When asked about his experiences in getting funding for his projects, Sohum says without hesitation that investors typically look out for people who are committed and trustworthy. Commitment is easy to spot in an entrepreneur when there is passion in his/her pitch, the problem only arises when investors try to assess your trustworthiness. The easiest way, he reckons, is to invest your own money in your company. Nothing instills trust in investors as much as that! Investors are more likely to believe in your project if they see you backing it yourself to the extent of putting in your own money. So, be ready to tap into your own funds!

Being the director for the Mobile Marketing Association APAC region, what are some developments in the region that might be exciting for aspiring or budding entrepreneurs?

The growth and penetration of mobiles in Asia has been phenomenal. The number of mobiles has far outgrown that of the PCs and television and mobile phones are becoming cheaper and better and increasingly connected to the internet. With this trend, more people would be demanding content and services for the mobile so any development in this mobile space would be rewarding.

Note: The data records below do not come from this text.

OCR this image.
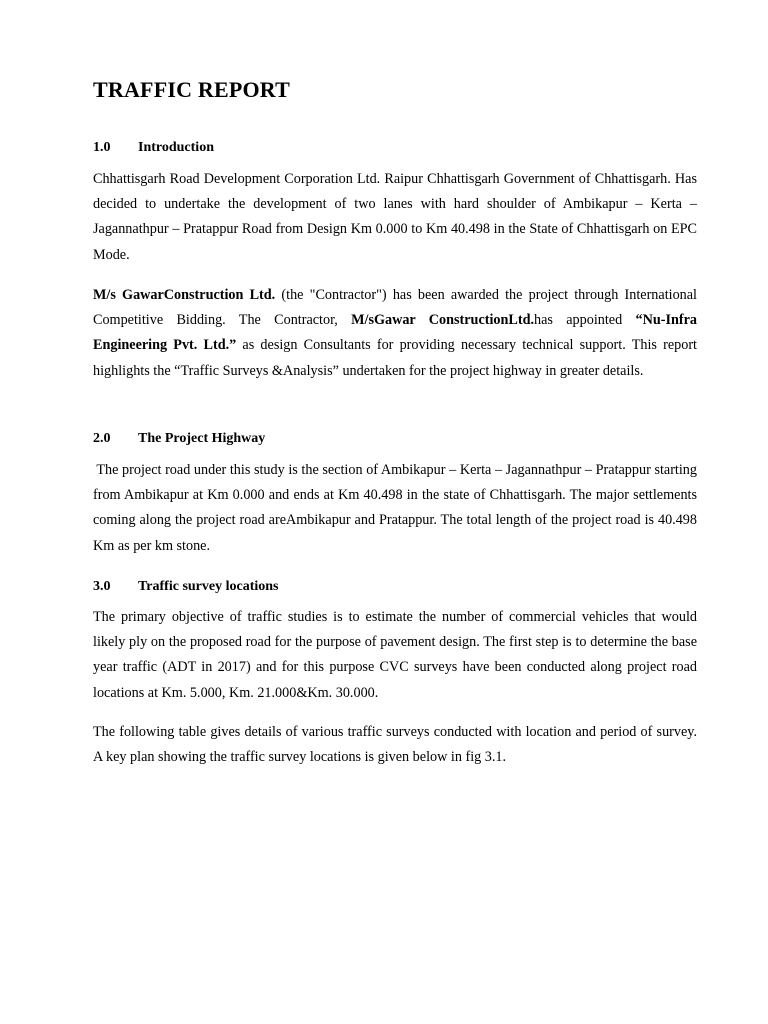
TRAFFIC REPORT
1.0 Introduction

Chhattisgarh Road Development Corporation Ltd. Raipur Chhattisgarh Government of Chhattisgarh. Has decided to undertake the development of two lanes with hard shoulder of Ambikapur – Kerta – Jagannathpur – Pratappur Road from Design Km 0.000 to Km 40.498 in the State of Chhattisgarh on EPC Mode.

M/s GawarConstruction Ltd. (the "Contractor") has been awarded the project through International Competitive Bidding. The Contractor, M/sGawar ConstructionLtd.has appointed “Nu-Infra Engineering Pvt. Ltd.” as design Consultants for providing necessary technical support. This report highlights the “Traffic Surveys &Analysis” undertaken for the project highway in greater details.

2.0 The Project Highway

The project road under this study is the section of Ambikapur – Kerta – Jagannathpur – Pratappur starting from Ambikapur at Km 0.000 and ends at Km 40.498 in the state of Chhattisgarh. The major settlements coming along the project road areAmbikapur and Pratappur. The total length of the project road is 40.498 Km as per km stone.

3.0 Traffic survey locations

The primary objective of traffic studies is to estimate the number of commercial vehicles that would likely ply on the proposed road for the purpose of pavement design. The first step is to determine the base year traffic (ADT in 2017) and for this purpose CVC surveys have been conducted along project road locations at Km. 5.000, Km. 21.000&Km. 30.000.

The following table gives details of various traffic surveys conducted with location and period of survey. A key plan showing the traffic survey locations is given below in fig 3.1.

There is also a potential mobile market comprising of India, China and Indonesia. These three countries together make up more than 50% of the world’s mobile users. It is a ripe time for entrepreneurs to develop for this target market. Anyone who succeeds in capturing this market would have a strong foothold in the world market.

The ONE advice you have for all aspiring or budding entrepreneurs out there?

“Build a great team, don’t do it alone. Ideas are only as good as the team executing it.”